Smart Delivery permite que determinados títulos entreguem automaticamente a versão adequada ao console utilizado. A retrocompatibilidade leva jogos de gerações anteriores ao hardware atual, enquanto o Xbox Play Anywhere aproxima bibliotecas de PC e console em títulos compatíveis.
A própria página do Series X destaca o Smart Delivery com a filosofia de comprar uma vez e receber a melhor versão disponível para o console utilizado.
O disc-to-digital seria outra peça importante nessa estratégia.
Desta vez, porém, o foco não estaria em versões diferentes do mesmo jogo, mas na própria forma de comprovar que o usuário possui uma licença.
Isso poderia tornar um futuro Xbox totalmente digital muito menos problemático
A eliminação do leitor de discos é uma preocupação legítima para jogadores com grandes coleções.
Imagine alguém com 100 jogos físicos de Xbox One.
Migrar para um console sem leitor significaria, atualmente, que grande parte daquela biblioteca simplesmente não poderia ser utilizada diretamente.
Recomprar tudo digitalmente seria financeiramente inviável — e alguns títulos nem sequer estariam disponíveis para recompra.
Um sistema disc-to-digital muda completamente essa equação.
Se os discos puderem ser reconhecidos como propriedade e convertidos em autorizações digitais transferíveis, um console sem leitor deixa de representar necessariamente o abandono da biblioteca física.

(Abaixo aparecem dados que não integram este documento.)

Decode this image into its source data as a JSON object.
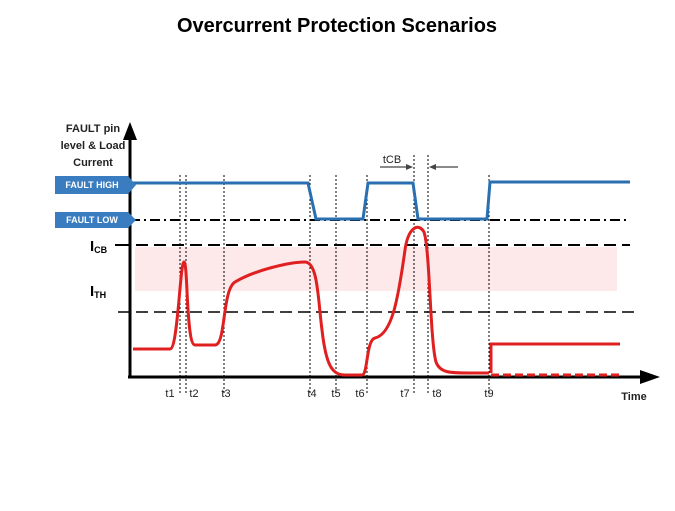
{
  "title": "Overcurrent Protection Scenarios",
  "y_axis_label": [
    "FAULT pin",
    "level & Load",
    "Current"
  ],
  "fault_high": "FAULT HIGH",
  "fault_low": "FAULT LOW",
  "icb": {
    "main": "I",
    "sub": "CB"
  },
  "ith": {
    "main": "I",
    "sub": "TH"
  },
  "tcb": "tCB",
  "times": [
    "t1",
    "t2",
    "t3",
    "t4",
    "t5",
    "t6",
    "t7",
    "t8",
    "t9"
  ],
  "x_axis_label": "Time"
}
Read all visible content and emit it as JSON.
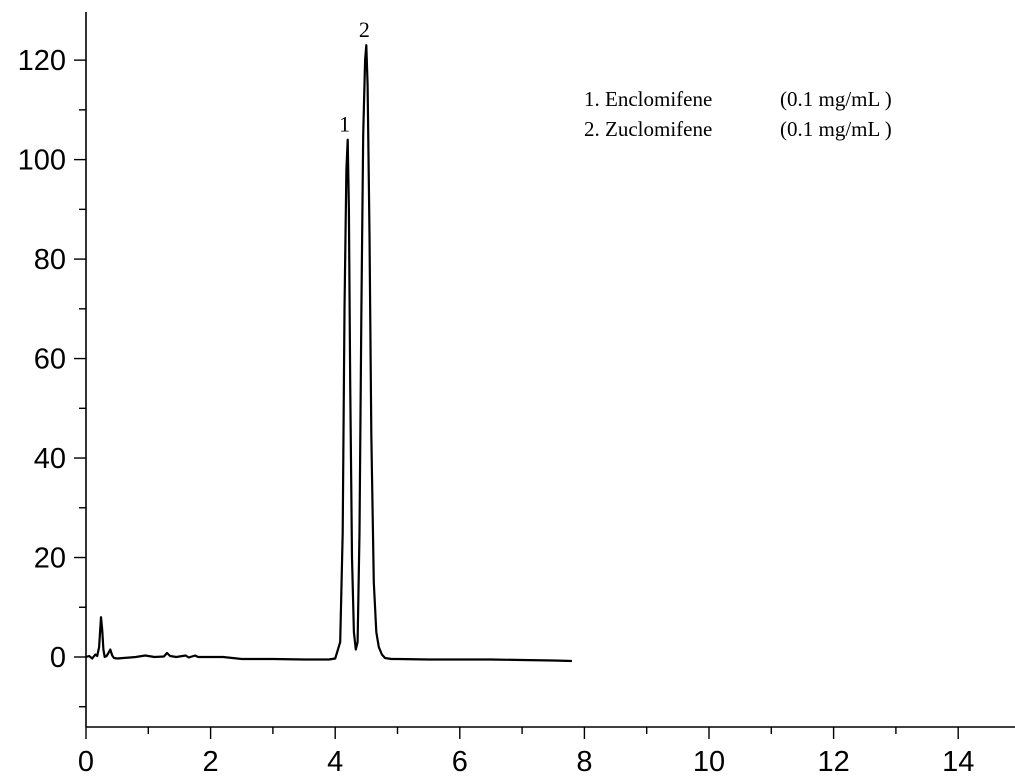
{
  "chart_data": {
    "type": "line",
    "title": "",
    "xlabel": "",
    "ylabel": "",
    "xlim": [
      0,
      15
    ],
    "ylim": [
      -14,
      130
    ],
    "x_ticks": [
      0,
      2,
      4,
      6,
      8,
      10,
      12,
      14
    ],
    "y_ticks": [
      0,
      20,
      40,
      60,
      80,
      100,
      120
    ],
    "x_minor_step": 1,
    "y_minor_step": 10,
    "grid": false,
    "series": [
      {
        "name": "",
        "color": "#000000",
        "x": [
          0.0,
          0.05,
          0.1,
          0.15,
          0.18,
          0.21,
          0.24,
          0.26,
          0.28,
          0.3,
          0.33,
          0.36,
          0.39,
          0.42,
          0.45,
          0.5,
          0.6,
          0.8,
          0.95,
          1.1,
          1.25,
          1.3,
          1.35,
          1.45,
          1.6,
          1.65,
          1.75,
          1.8,
          2.0,
          2.2,
          2.5,
          3.0,
          3.5,
          3.9,
          4.0,
          4.08,
          4.12,
          4.15,
          4.18,
          4.2,
          4.22,
          4.24,
          4.27,
          4.3,
          4.33,
          4.36,
          4.39,
          4.42,
          4.45,
          4.48,
          4.5,
          4.52,
          4.55,
          4.58,
          4.62,
          4.66,
          4.7,
          4.75,
          4.8,
          4.9,
          5.0,
          5.5,
          6.0,
          6.5,
          7.0,
          7.5,
          7.8
        ],
        "y": [
          0.0,
          0.2,
          -0.3,
          0.5,
          0.2,
          2.0,
          8.0,
          5.5,
          1.5,
          0.0,
          0.2,
          0.8,
          1.5,
          0.3,
          -0.2,
          -0.3,
          -0.2,
          0.0,
          0.3,
          0.0,
          0.1,
          0.8,
          0.2,
          0.0,
          0.3,
          -0.1,
          0.3,
          0.0,
          0.0,
          0.0,
          -0.4,
          -0.4,
          -0.5,
          -0.5,
          -0.3,
          3.0,
          25.0,
          70.0,
          98.0,
          104.0,
          90.0,
          55.0,
          20.0,
          5.0,
          1.5,
          3.0,
          25.0,
          70.0,
          105.0,
          120.0,
          123.0,
          115.0,
          85.0,
          45.0,
          15.0,
          5.0,
          2.0,
          0.5,
          -0.2,
          -0.4,
          -0.4,
          -0.5,
          -0.5,
          -0.5,
          -0.6,
          -0.7,
          -0.8
        ]
      }
    ],
    "peaks": [
      {
        "label": "1",
        "x": 4.2,
        "y": 104
      },
      {
        "label": "2",
        "x": 4.5,
        "y": 123
      }
    ],
    "legend": [
      {
        "name": "1. Enclomifene",
        "conc": "(0.1 mg/mL )"
      },
      {
        "name": "2. Zuclomifene",
        "conc": "(0.1 mg/mL )"
      }
    ]
  }
}
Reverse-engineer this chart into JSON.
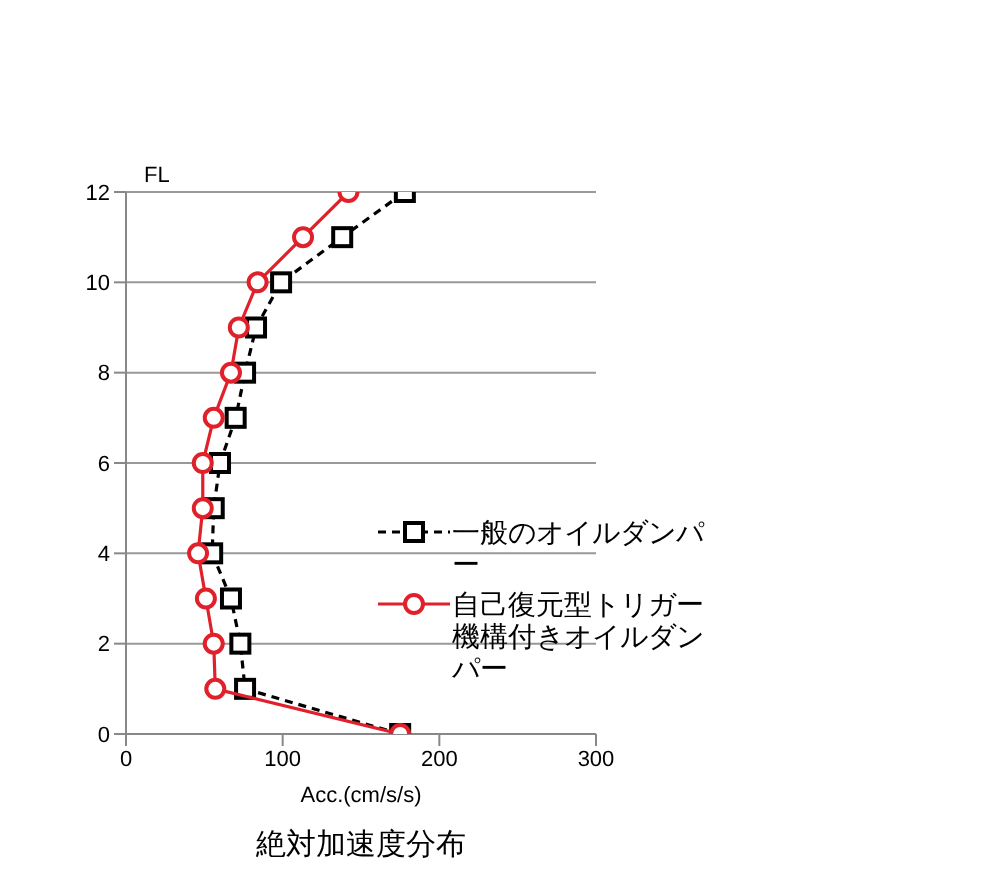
{
  "chart_data": {
    "type": "line",
    "title": "絶対加速度分布",
    "xlabel": "Acc.(cm/s/s)",
    "ylabel": "FL",
    "series": [
      {
        "name": "一般のオイルダンパー",
        "color": "#000000",
        "marker": "square",
        "line_style": "dashed",
        "x": [
          175,
          76,
          73,
          67,
          55,
          56,
          60,
          70,
          76,
          83,
          99,
          138,
          178
        ],
        "values": [
          0,
          1,
          2,
          3,
          4,
          5,
          6,
          7,
          8,
          9,
          10,
          11,
          12
        ]
      },
      {
        "name": "自己復元型トリガー機構付きオイルダンパー",
        "color": "#e0202a",
        "marker": "circle",
        "line_style": "solid",
        "x": [
          175,
          57,
          56,
          51,
          46,
          49,
          49,
          56,
          67,
          72,
          84,
          113,
          142
        ],
        "values": [
          0,
          1,
          2,
          3,
          4,
          5,
          6,
          7,
          8,
          9,
          10,
          11,
          12
        ]
      }
    ],
    "xlim": [
      0,
      300
    ],
    "xticks": [
      0,
      100,
      200,
      300
    ],
    "ylim": [
      0,
      12
    ],
    "yticks": [
      0,
      2,
      4,
      6,
      8,
      10,
      12
    ],
    "grid": "y",
    "legend": "right"
  }
}
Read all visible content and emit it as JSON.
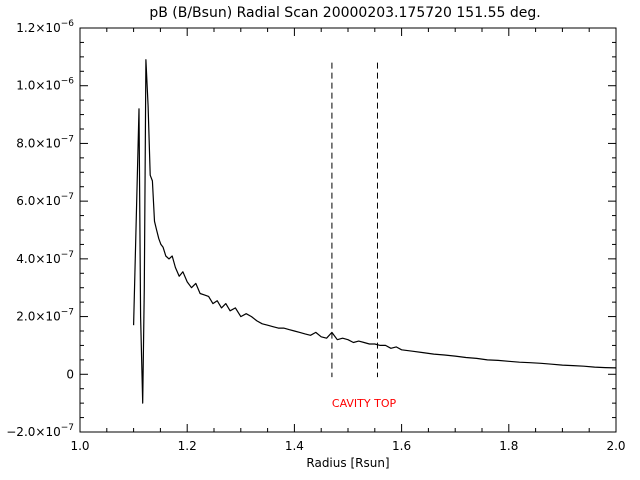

A mídia ainda continuaria existindo.
Ela apenas passaria a funcionar como uma espécie de chave física de propriedade dentro de um ecossistema predominantemente digital.
A transferência de licença é a grande diferença
De todas as informações reveladas até agora, essa provavelmente é a mais importante.
A Microsoft aparentemente não está simplesmente tentando convencer jogadores a abandonar seus discos em troca de uma licença permanentemente presa à conta.
O sistema procura preservar a transferibilidade da mídia física.
Isso significa que vender um jogo continuaria tendo significado.
Comprar usado continuaria tendo significado.
Emprestar uma mídia continuaria potencialmente sendo possível dentro das regras estabelecidas.
E possuir uma edição rara ou retirada das lojas continuaria oferecendo uma vantagem concreta.
É uma abordagem muito mais interessante para colecionadores do que simplesmente transformar cada disco em uma chave de ativação descartável.
Ainda precisamos da explicação oficial completa da Microsoft
Apesar do enorme potencial, existem várias perguntas sem resposta.
A Microsoft ainda precisa detalhar publicamente como ocorre a validação de cada mídia, quais equipamentos serão necessários, por quanto tempo a licença digital permanece ativa, como acontece uma transferência e quais restrições existirão para empréstimos.
Também precisamos saber quais países participarão do lançamento.
A disponibilidade regional é especialmente importante para jogadores brasileiros, pois programas experimentais e recursos de licenciamento nem sempre chegam simultaneamente a todos os mercados.
Portanto, embora a lista de 883 jogos seja impressionante, a implementação final será muito mais importante do que simplesmente o tamanho do catálogo.
Mais de 800 jogos já tornam o teste extremamente promissor
Ainda é cedo para saber se o disc-to-digital se tornará uma das grandes características do ecossistema Xbox, mas a escala do teste chama atenção.
Não estamos falando de algumas dezenas de jogos cuidadosamente selecionados.
A relação publicada possui 883 títulos, atravessando diferentes gêneros, gerações e publishers, e mais de 200 deles já teriam sido retirados das lojas digitais.
Se a Microsoft conseguir preservar a capacidade de revender e transferir mídias enquanto permite utilizá-las em hardware sem leitor, poderá resolver uma das maiores contradições da transição para consoles digitais.
A conveniência de baixar um jogo diretamente da biblioteca seria combinada com uma das maiores vantagens do formato físico: a propriedade poder mudar de mãos.
Por enquanto, o recurso continua restrito aos testes do Xbox Insider. Mas, caso chegue ao público mantendo essas características, o disc-to-digital poderá se tornar especialmente importante para colecionadores — e talvez seja também uma pista importante sobre como a Microsoft pretende tratar nossas bibliotecas físicas na próxima geração Xbox.